This study aims to examine the effect of data-driven supply chain (DDSC) on artificial intelligence (AI) and supply chain sustainability (SCSU) including supplier sustainable development, environmental sustainability and social sustainability. The scanning, interpretation, action and performance (SIAP) model is used in this study to explain the research model.
Using a sample of 216 responses, collected from managers of manufacturing small and medium-sized enterprises (SMEs) via purposive sampling, this study applied partial least squares structural equation modeling (PLS-SEM), necessary condition analysis (NCA) and importance performance map analysis (IPMA) to test the impact of DDSC on AI and SCSU in the context of Malaysia.
The findings from multiple statistical techniques indicate that DDSC is positively associated with AI and SCSU. Besides, AI plays a mediating role between DDSC and SCSU. These findings argue that DDSC and AI are the important factors that enhance SCSU outcomes, thus prioritizing DDSC in achieving excellence in SCSU and reaching sustainable development goals.
The findings indicate that managers should strategically implement DDSC aligned with sustainability goals to improve real-time data utilization, reduce waste and optimize resource allocation. Integrating AI-driven analytics improves SC responsiveness and decision-making. Hence, firms should invest in digital capabilities to maximize these benefits and foster inclusive and effective SCSU outcomes.

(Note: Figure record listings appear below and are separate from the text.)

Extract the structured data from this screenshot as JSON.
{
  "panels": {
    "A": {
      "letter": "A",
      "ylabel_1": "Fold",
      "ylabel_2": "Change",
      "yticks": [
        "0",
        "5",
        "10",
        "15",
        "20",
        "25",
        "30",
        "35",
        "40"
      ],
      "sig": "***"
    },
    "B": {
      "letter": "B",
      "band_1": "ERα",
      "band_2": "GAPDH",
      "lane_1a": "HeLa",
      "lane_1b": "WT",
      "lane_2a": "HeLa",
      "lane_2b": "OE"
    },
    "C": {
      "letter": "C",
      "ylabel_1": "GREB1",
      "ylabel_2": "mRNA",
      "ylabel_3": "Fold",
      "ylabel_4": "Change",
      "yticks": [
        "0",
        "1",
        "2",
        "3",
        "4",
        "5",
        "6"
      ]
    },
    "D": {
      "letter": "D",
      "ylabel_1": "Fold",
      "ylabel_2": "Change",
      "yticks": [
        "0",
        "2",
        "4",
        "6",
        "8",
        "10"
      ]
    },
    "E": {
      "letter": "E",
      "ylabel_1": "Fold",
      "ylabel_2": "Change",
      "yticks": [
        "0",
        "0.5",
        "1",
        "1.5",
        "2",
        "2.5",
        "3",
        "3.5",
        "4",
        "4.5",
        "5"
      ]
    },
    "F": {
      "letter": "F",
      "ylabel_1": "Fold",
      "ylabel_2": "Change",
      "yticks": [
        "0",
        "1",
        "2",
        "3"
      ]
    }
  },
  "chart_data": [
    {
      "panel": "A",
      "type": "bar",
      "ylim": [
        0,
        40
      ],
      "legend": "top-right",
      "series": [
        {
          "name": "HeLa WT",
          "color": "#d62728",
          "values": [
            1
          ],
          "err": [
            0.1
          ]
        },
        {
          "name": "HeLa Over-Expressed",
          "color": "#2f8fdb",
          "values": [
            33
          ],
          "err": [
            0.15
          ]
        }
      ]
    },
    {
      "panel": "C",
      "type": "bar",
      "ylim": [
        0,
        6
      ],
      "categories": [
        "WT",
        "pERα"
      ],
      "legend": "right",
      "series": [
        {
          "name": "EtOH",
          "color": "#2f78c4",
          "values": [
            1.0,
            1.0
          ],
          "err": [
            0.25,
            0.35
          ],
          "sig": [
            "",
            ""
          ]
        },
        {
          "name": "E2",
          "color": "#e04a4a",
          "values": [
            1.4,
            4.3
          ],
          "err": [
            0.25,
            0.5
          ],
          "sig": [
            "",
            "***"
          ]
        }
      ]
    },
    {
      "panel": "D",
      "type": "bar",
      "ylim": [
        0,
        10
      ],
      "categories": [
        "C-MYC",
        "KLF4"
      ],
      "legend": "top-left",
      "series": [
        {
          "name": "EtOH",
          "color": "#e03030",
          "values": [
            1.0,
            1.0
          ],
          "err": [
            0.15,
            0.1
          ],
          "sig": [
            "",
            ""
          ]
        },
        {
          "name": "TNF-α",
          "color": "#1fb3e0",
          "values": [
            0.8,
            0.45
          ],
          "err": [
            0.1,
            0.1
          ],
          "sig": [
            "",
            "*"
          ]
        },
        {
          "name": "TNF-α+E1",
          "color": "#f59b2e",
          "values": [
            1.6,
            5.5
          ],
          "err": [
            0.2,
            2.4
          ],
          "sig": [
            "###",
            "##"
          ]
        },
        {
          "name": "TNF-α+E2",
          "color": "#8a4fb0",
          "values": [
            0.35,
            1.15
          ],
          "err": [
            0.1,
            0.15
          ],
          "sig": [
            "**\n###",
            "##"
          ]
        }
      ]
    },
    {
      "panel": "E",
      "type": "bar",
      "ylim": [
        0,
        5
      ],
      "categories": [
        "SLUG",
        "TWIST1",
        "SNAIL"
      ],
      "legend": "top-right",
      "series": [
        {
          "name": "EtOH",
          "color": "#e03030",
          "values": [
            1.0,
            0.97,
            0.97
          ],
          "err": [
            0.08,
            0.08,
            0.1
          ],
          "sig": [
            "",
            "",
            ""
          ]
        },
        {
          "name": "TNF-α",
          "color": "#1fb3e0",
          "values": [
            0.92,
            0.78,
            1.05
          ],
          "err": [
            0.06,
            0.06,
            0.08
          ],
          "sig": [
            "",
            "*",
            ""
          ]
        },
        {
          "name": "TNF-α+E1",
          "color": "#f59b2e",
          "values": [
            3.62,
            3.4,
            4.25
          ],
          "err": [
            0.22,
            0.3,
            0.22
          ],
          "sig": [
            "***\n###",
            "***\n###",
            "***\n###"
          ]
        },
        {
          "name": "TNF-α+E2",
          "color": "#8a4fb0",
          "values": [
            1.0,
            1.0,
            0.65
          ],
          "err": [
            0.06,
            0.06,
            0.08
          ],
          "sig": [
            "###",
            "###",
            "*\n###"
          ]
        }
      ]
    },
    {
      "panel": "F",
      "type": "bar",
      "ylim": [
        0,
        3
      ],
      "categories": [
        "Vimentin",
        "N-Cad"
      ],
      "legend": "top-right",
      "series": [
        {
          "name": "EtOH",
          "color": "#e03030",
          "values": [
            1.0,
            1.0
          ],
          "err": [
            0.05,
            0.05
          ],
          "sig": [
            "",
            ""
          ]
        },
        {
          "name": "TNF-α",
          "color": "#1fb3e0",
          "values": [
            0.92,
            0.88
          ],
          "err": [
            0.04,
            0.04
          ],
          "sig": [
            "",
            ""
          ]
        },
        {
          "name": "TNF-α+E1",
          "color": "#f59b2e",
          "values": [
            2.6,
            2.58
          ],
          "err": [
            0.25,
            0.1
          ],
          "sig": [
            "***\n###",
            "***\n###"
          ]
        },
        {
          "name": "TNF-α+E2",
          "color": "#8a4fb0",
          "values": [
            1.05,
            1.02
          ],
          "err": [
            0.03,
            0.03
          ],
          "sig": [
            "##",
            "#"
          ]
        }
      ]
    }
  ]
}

To the best of the authors' knowledge, this article extends the sensing, interpretation, action and performance pillars of the SIAP model by integrating DDSC and AI to comprehend SCSU in manufacturing SMEs in the emerging economy of Malaysia. It conceptualizes AI as a mediator capability inherent within DDSC using PLS-SEM, NCA and IPMA to reveal both sufficiency and necessity conditions for SCSU outcomes.